The Home Secretary will face questions concerning what was known about a suspect held on suspicion of murdering MP Sir David Amess as police were granted extra time to question him.
During Sunday morning broadcast interviews, Priti Patel is likely to be pressed over whether the 25-year-old man was known to the Government’s anti-terrorist programme prior to the fatal stabbing of Sir David on Friday.
Media reports said the suspect has the same details as a man previously referred to Prevent, however, there has been no official confirmation of whether this is the case.
Sir David, 69, who had been an MP since 1983, was meeting constituents at Belfairs Methodist Church in Leigh-on-Sea on Friday afternoon when he was stabbed multiple times in a frenzied attack.
The MP spoke to PR professional Richard Hillgrove to discuss the Children’s Parliament, an event where youngsters are matched with MPs, soon before the attack, the Sunday Times reported.
The newspaper reported Mr Hillgrove ended the Zoom call at 12.02pm, three minutes before the married father-of-five was stabbed.
A man arrested at the scene on suspicion of murder was later further detained under section 41 of the Terrorism Act 2000 and is in custody at a London police station.
A warrant of further detention, which allows detectives to hold the man until October 22, was granted at Westminster Magistrates’ Court on Saturday.
The name the police have for the suspect is Ali Harbi Ali, the PA news agency understands.
Official sources told PA the man is believed to be a British national with Somali heritage.
The investigation is said to be assuming there was an Islamist extremist motivation for the attack.
But it is understood the suspect was not, and had not previously been, a subject of interest for security services.
As part of the investigation, officers were carrying out searches at three addresses in the London area, Metropolitan Police said.
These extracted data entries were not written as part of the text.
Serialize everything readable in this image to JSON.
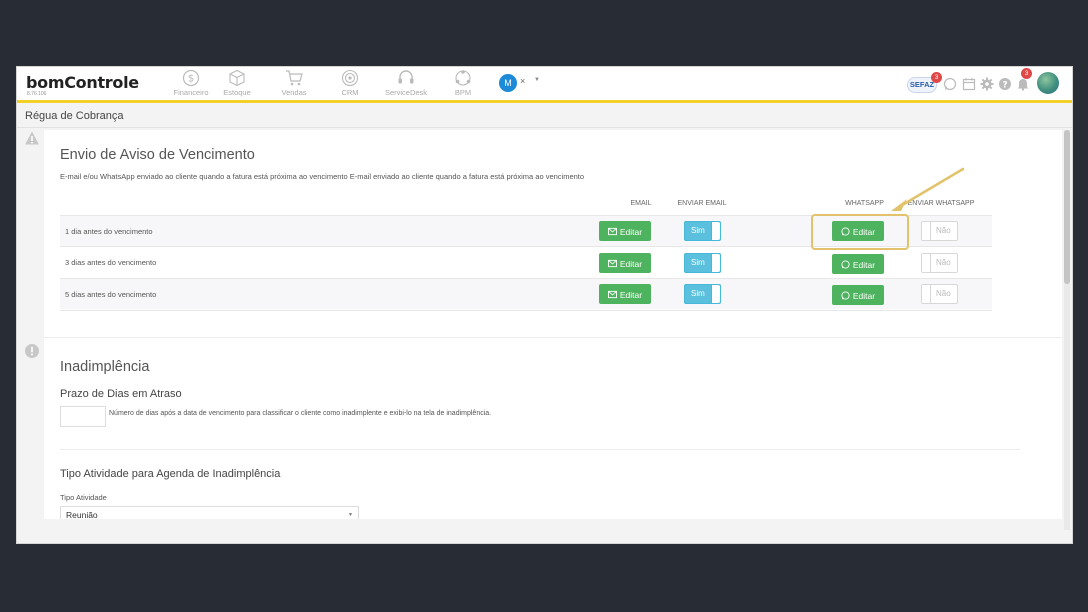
{
  "app": {
    "logo": "bomControle",
    "version": "8.76.106"
  },
  "nav": {
    "items": [
      {
        "label": "Financeiro",
        "icon": "dollar-circle-icon"
      },
      {
        "label": "Estoque",
        "icon": "box-icon"
      },
      {
        "label": "Vendas",
        "icon": "cart-icon"
      },
      {
        "label": "CRM",
        "icon": "target-icon"
      },
      {
        "label": "ServiceDesk",
        "icon": "headset-icon"
      },
      {
        "label": "BPM",
        "icon": "workflow-icon"
      }
    ],
    "company_avatar": "M",
    "close": "×"
  },
  "toolbar": {
    "sefaz_label": "SEFAZ",
    "sefaz_badge": "3",
    "notifications_badge": "3"
  },
  "page": {
    "title": "Régua de Cobrança"
  },
  "aviso": {
    "title": "Envio de Aviso de Vencimento",
    "description": "E-mail e/ou WhatsApp enviado ao cliente quando a fatura está próxima ao vencimento E-mail enviado ao cliente quando a fatura está próxima ao vencimento",
    "columns": {
      "email": "EMAIL",
      "enviar_email": "ENVIAR EMAIL",
      "whatsapp": "WHATSAPP",
      "enviar_whatsapp": "ENVIAR WHATSAPP"
    },
    "rows": [
      {
        "label": "1 dia antes do vencimento",
        "email_button": "Editar",
        "enviar_email": "Sim",
        "whatsapp_button": "Editar",
        "enviar_whatsapp": "Não"
      },
      {
        "label": "3 dias antes do vencimento",
        "email_button": "Editar",
        "enviar_email": "Sim",
        "whatsapp_button": "Editar",
        "enviar_whatsapp": "Não"
      },
      {
        "label": "5 dias antes do vencimento",
        "email_button": "Editar",
        "enviar_email": "Sim",
        "whatsapp_button": "Editar",
        "enviar_whatsapp": "Não"
      }
    ]
  },
  "inadimplencia": {
    "title": "Inadimplência",
    "prazo_title": "Prazo de Dias em Atraso",
    "prazo_value": "",
    "prazo_help": "Número de dias após a data de vencimento para classificar o cliente como inadimplente e exibi-lo na tela de inadimplência.",
    "tipo_title": "Tipo Atividade para Agenda de Inadimplência",
    "tipo_label": "Tipo Atividade",
    "tipo_value": "Reunião"
  },
  "colors": {
    "accent_yellow": "#f2d028",
    "success_green": "#4db35e",
    "toggle_blue": "#5bc0de",
    "highlight": "#e2c26a",
    "badge_red": "#e04848"
  }
}
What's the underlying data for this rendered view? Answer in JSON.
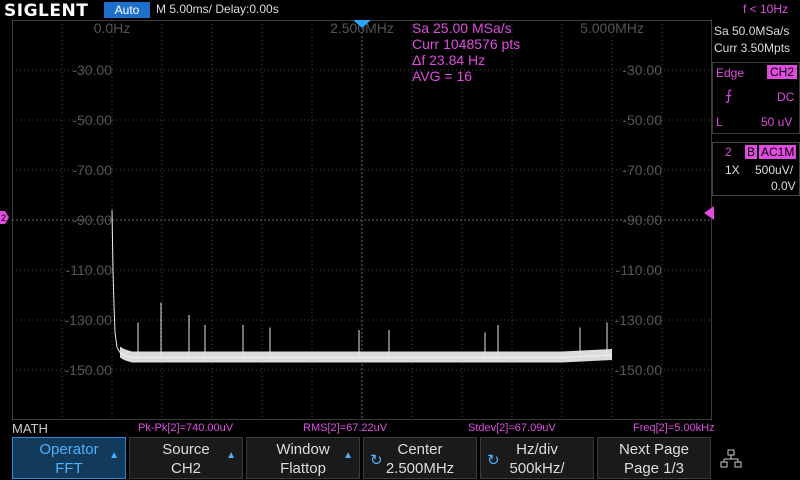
{
  "header": {
    "brand": "SIGLENT",
    "mode": "Auto",
    "timebase": "M 5.00ms/ Delay:0.00s",
    "trigger_freq": "f < 10Hz"
  },
  "overlay": {
    "sa": "Sa 25.00 MSa/s",
    "curr": "Curr 1048576 pts",
    "df": "Δf 23.84 Hz",
    "avg": "AVG = 16"
  },
  "chart_data": {
    "type": "line",
    "title": "",
    "xlabel": "",
    "ylabel": "",
    "x_ticks": [
      "0.0Hz",
      "2.500MHz",
      "5.000MHz"
    ],
    "y_ticks": [
      "-30.00",
      "-50.00",
      "-70.00",
      "-90.00",
      "-110.00",
      "-130.00",
      "-150.00"
    ],
    "xlim_mhz": [
      0,
      5.0
    ],
    "ylim_db": [
      -10,
      -170
    ],
    "series": [
      {
        "x": [
          0.0,
          0.01,
          0.02,
          0.03,
          0.05,
          0.08,
          0.12,
          0.2,
          0.5,
          1.0,
          1.5,
          2.0,
          2.5,
          3.0,
          3.5,
          4.0,
          4.5,
          5.0
        ],
        "y": [
          -86,
          -110,
          -124,
          -135,
          -141,
          -143,
          -144,
          -145,
          -145,
          -145,
          -145,
          -145,
          -145,
          -145,
          -145,
          -145,
          -145,
          -144
        ]
      }
    ],
    "spurs": [
      {
        "x": 0.26,
        "y": -131
      },
      {
        "x": 0.49,
        "y": -123
      },
      {
        "x": 0.77,
        "y": -128
      },
      {
        "x": 0.93,
        "y": -132
      },
      {
        "x": 1.31,
        "y": -132
      },
      {
        "x": 1.58,
        "y": -133
      },
      {
        "x": 2.47,
        "y": -134
      },
      {
        "x": 2.77,
        "y": -134
      },
      {
        "x": 3.73,
        "y": -135
      },
      {
        "x": 3.86,
        "y": -132
      },
      {
        "x": 4.68,
        "y": -133
      },
      {
        "x": 4.95,
        "y": -131
      }
    ],
    "grid": true
  },
  "right_panel": {
    "sa": "Sa 50.0MSa/s",
    "curr": "Curr 3.50Mpts",
    "trig_type": "Edge",
    "trig_source": "CH2",
    "trig_coupling": "DC",
    "trig_level_label": "L",
    "trig_level": "50 uV",
    "ch_num": "2",
    "ch_bw": "B",
    "ch_coupling": "AC1M",
    "probe": "1X",
    "vdiv": "500uV/",
    "offset": "0.0V"
  },
  "math": {
    "title": "MATH",
    "pkpk": "Pk-Pk[2]=740.00uV",
    "rms": "RMS[2]=67.22uV",
    "stdev": "Stdev[2]=67.09uV",
    "freq": "Freq[2]=5.00kHz"
  },
  "softkeys": [
    {
      "l1": "Operator",
      "l2": "FFT"
    },
    {
      "l1": "Source",
      "l2": "CH2"
    },
    {
      "l1": "Window",
      "l2": "Flattop"
    },
    {
      "l1": "Center",
      "l2": "2.500MHz"
    },
    {
      "l1": "Hz/div",
      "l2": "500kHz/"
    },
    {
      "l1": "Next Page",
      "l2": "Page 1/3"
    }
  ],
  "colors": {
    "accent": "#1e6fc9",
    "math": "#e04ce0",
    "trace": "#e8e8e8"
  }
}
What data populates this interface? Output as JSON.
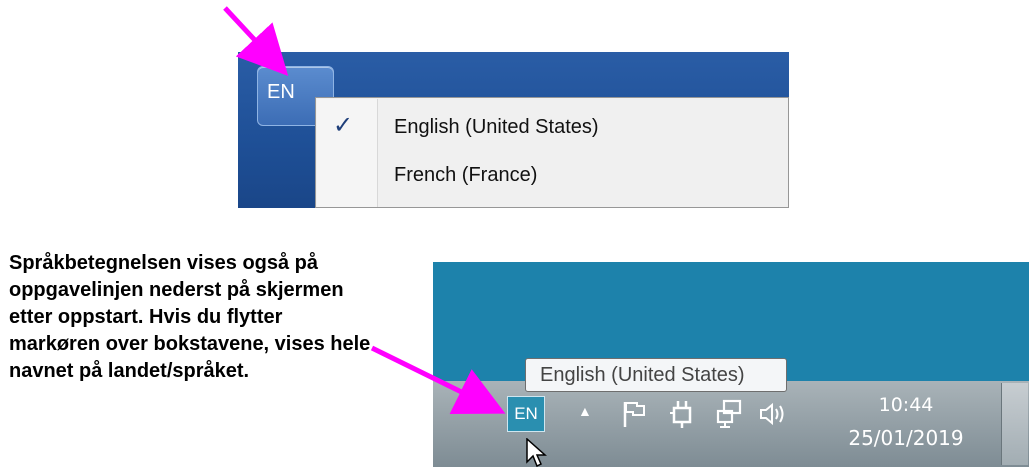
{
  "top_screenshot": {
    "language_button_label": "EN",
    "menu": {
      "items": [
        {
          "label": "English (United States)",
          "checked": true
        },
        {
          "label": "French (France)",
          "checked": false
        }
      ],
      "check_glyph": "✓"
    }
  },
  "caption": "Språkbetegnelsen vises også på oppgavelinjen nederst på skjermen etter oppstart. Hvis du flytter markøren over bokstavene, vises hele navnet på landet/språket.",
  "bottom_screenshot": {
    "tooltip": "English (United States)",
    "tray_language_label": "EN",
    "tray_icons": [
      "chevron-up-icon",
      "flag-icon",
      "power-icon",
      "network-icon",
      "speaker-icon"
    ],
    "clock_time": "10:44",
    "clock_date": "25/01/2019"
  },
  "colors": {
    "arrow": "#ff00ff",
    "desktop_top": "#1e4f96",
    "desktop_bottom": "#1d82ab"
  }
}
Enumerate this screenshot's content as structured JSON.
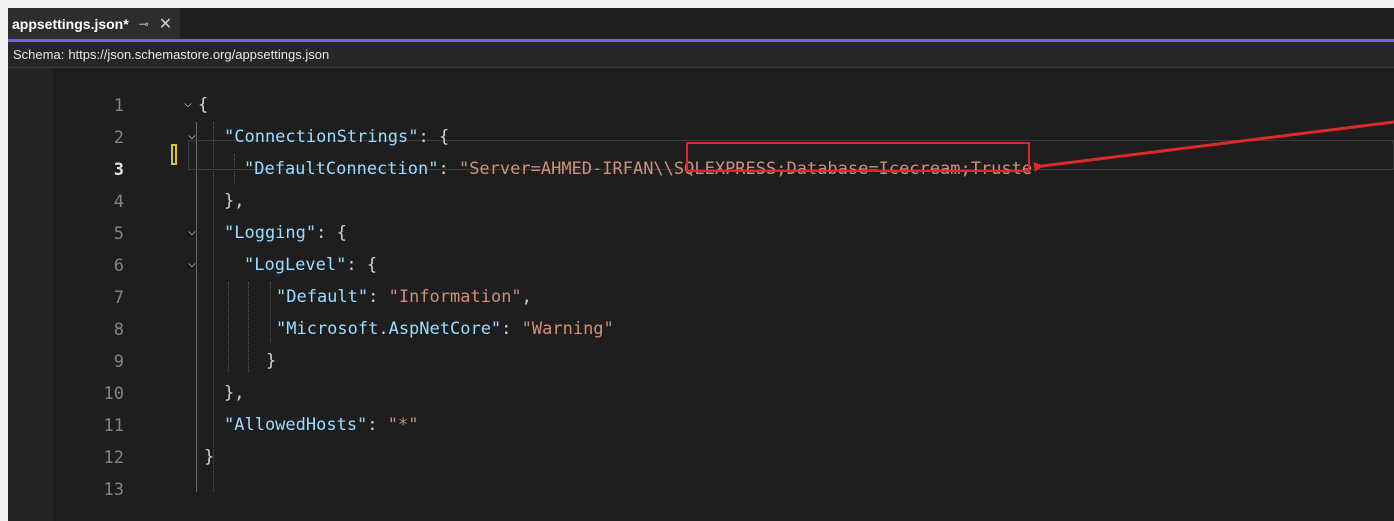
{
  "tab": {
    "title": "appsettings.json*",
    "pin_icon": "pin-icon",
    "close_icon": "close-icon"
  },
  "schema": {
    "label": "Schema:",
    "url": "https://json.schemastore.org/appsettings.json"
  },
  "editor": {
    "current_line": 3,
    "lines": [
      {
        "n": "1",
        "text": "{"
      },
      {
        "n": "2",
        "key": "\"ConnectionStrings\"",
        "rest": ": {"
      },
      {
        "n": "3",
        "key": "\"DefaultConnection\"",
        "sep": ": ",
        "value_pre": "\"Server=",
        "value_hl": "AHMED-IRFAN\\\\SQLEXPRESS",
        "value_post": ";Database=Icecream;Truste"
      },
      {
        "n": "4",
        "text": "},"
      },
      {
        "n": "5",
        "key": "\"Logging\"",
        "rest": ": {"
      },
      {
        "n": "6",
        "key": "\"LogLevel\"",
        "rest": ": {"
      },
      {
        "n": "7",
        "key": "\"Default\"",
        "sep": ": ",
        "value": "\"Information\"",
        "tail": ","
      },
      {
        "n": "8",
        "key": "\"Microsoft.AspNetCore\"",
        "sep": ": ",
        "value": "\"Warning\""
      },
      {
        "n": "9",
        "text": "}"
      },
      {
        "n": "10",
        "text": "},"
      },
      {
        "n": "11",
        "key": "\"AllowedHosts\"",
        "sep": ": ",
        "value": "\"*\""
      },
      {
        "n": "12",
        "text": "}"
      },
      {
        "n": "13",
        "text": ""
      }
    ]
  },
  "annotation": {
    "color": "#e0282b"
  },
  "colors": {
    "key": "#9cdcfe",
    "string": "#ce9178",
    "accent": "#7160e8"
  }
}
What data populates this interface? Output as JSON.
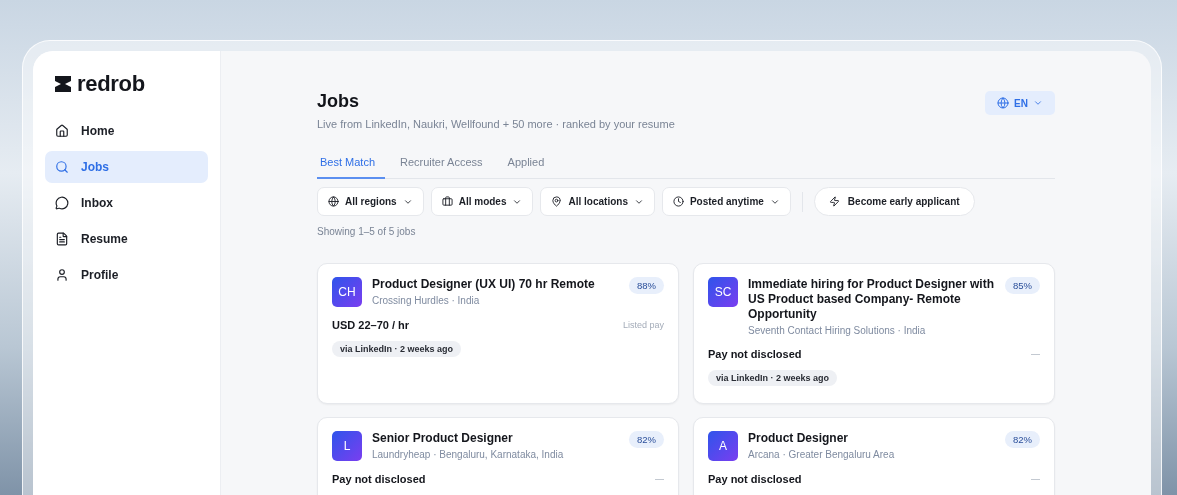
{
  "brand": {
    "name": "redrob"
  },
  "sidebar": {
    "items": [
      {
        "label": "Home",
        "selected": false
      },
      {
        "label": "Jobs",
        "selected": true
      },
      {
        "label": "Inbox",
        "selected": false
      },
      {
        "label": "Resume",
        "selected": false
      },
      {
        "label": "Profile",
        "selected": false
      }
    ]
  },
  "header": {
    "title": "Jobs",
    "subtitle": "Live from LinkedIn, Naukri, Wellfound + 50 more · ranked by your resume",
    "language": "EN"
  },
  "tabs": [
    {
      "label": "Best Match",
      "selected": true
    },
    {
      "label": "Recruiter Access",
      "selected": false
    },
    {
      "label": "Applied",
      "selected": false
    }
  ],
  "filters": [
    {
      "label": "All regions"
    },
    {
      "label": "All modes"
    },
    {
      "label": "All locations"
    },
    {
      "label": "Posted anytime"
    }
  ],
  "early_button": {
    "label": "Become early applicant"
  },
  "result_count": "Showing 1–5 of 5 jobs",
  "jobs": [
    {
      "initials": "CH",
      "title": "Product Designer (UX UI) 70 hr Remote",
      "company": "Crossing Hurdles · India",
      "match": "88%",
      "pay": "USD 22–70 / hr",
      "pay_note": "Listed pay",
      "source": "via LinkedIn · 2 weeks ago"
    },
    {
      "initials": "SC",
      "title": "Immediate hiring for Product Designer with US Product based Company- Remote Opportunity",
      "company": "Seventh Contact Hiring Solutions · India",
      "match": "85%",
      "pay": "Pay not disclosed",
      "pay_note": "—",
      "source": "via LinkedIn · 2 weeks ago"
    },
    {
      "initials": "L",
      "title": "Senior Product Designer",
      "company": "Laundryheap · Bengaluru, Karnataka, India",
      "match": "82%",
      "pay": "Pay not disclosed",
      "pay_note": "—"
    },
    {
      "initials": "A",
      "title": "Product Designer",
      "company": "Arcana · Greater Bengaluru Area",
      "match": "82%",
      "pay": "Pay not disclosed",
      "pay_note": "—"
    }
  ]
}
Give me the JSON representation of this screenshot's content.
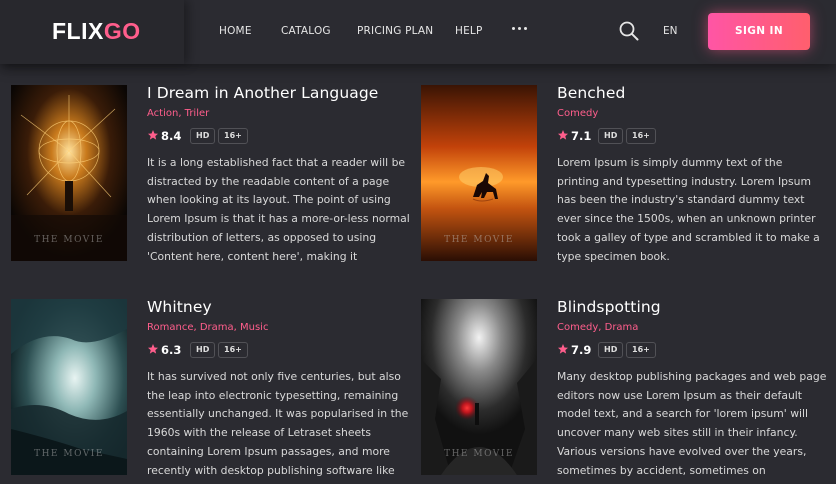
{
  "header": {
    "logo": {
      "main": "FLIX",
      "accent": "GO"
    },
    "nav": [
      "HOME",
      "CATALOG",
      "PRICING PLAN",
      "HELP"
    ],
    "more_icon": "ellipsis-icon",
    "search_icon": "search-icon",
    "language": "EN",
    "signin_label": "SIGN IN"
  },
  "colors": {
    "accent": "#ff5e8c",
    "background": "#2b2b31"
  },
  "movies": [
    {
      "title": "I Dream in Another Language",
      "genres": "Action, Triler",
      "rating": "8.4",
      "badges": [
        "HD",
        "16+"
      ],
      "poster_caption": "THE MOVIE",
      "description": "It is a long established fact that a reader will be distracted by the readable content of a page when looking at its layout. The point of using Lorem Ipsum is that it has a more-or-less normal distribution of letters, as opposed to using 'Content here, content here', making it"
    },
    {
      "title": "Benched",
      "genres": "Comedy",
      "rating": "7.1",
      "badges": [
        "HD",
        "16+"
      ],
      "poster_caption": "THE MOVIE",
      "description": "Lorem Ipsum is simply dummy text of the printing and typesetting industry. Lorem Ipsum has been the industry's standard dummy text ever since the 1500s, when an unknown printer took a galley of type and scrambled it to make a type specimen book."
    },
    {
      "title": "Whitney",
      "genres": "Romance, Drama, Music",
      "rating": "6.3",
      "badges": [
        "HD",
        "16+"
      ],
      "poster_caption": "THE MOVIE",
      "description": "It has survived not only five centuries, but also the leap into electronic typesetting, remaining essentially unchanged. It was popularised in the 1960s with the release of Letraset sheets containing Lorem Ipsum passages, and more recently with desktop publishing software like"
    },
    {
      "title": "Blindspotting",
      "genres": "Comedy, Drama",
      "rating": "7.9",
      "badges": [
        "HD",
        "16+"
      ],
      "poster_caption": "THE MOVIE",
      "description": "Many desktop publishing packages and web page editors now use Lorem Ipsum as their default model text, and a search for 'lorem ipsum' will uncover many web sites still in their infancy. Various versions have evolved over the years, sometimes by accident, sometimes on"
    }
  ]
}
One search has now concluded.
A post-mortem examination took place on Saturday, police said, but its findings have not yet been released.
Scotland Yard said the country’s most senior counter-terror officer, Deputy Assistant Commissioner Dean Haydon, has formally declared the incident as terrorism and said early investigations had revealed “a potential motivation linked to Islamist extremism”.
Writing in The Observer and the Mail on Sunday, Commons Speaker Sir Lindsay Hoyle said he was “working closely and at pace with the Home Office and the police” to identify ways to improve MPs’ safety.
The attack came five-and-a-half years after Labour MP Jo Cox was killed by a far-right extremist in her Batley and Spen constituency in West Yorkshire.
PA news agency understands Labour will not be standing a candidate in the Southend West by-election.
The party is set to follow the principle established after Mrs Cox’s murder, when the major parties declined to select candidates for the by-election.
The Liberal Democrats have also confirmed they will not fight for the Southend West seat when a polling date is set.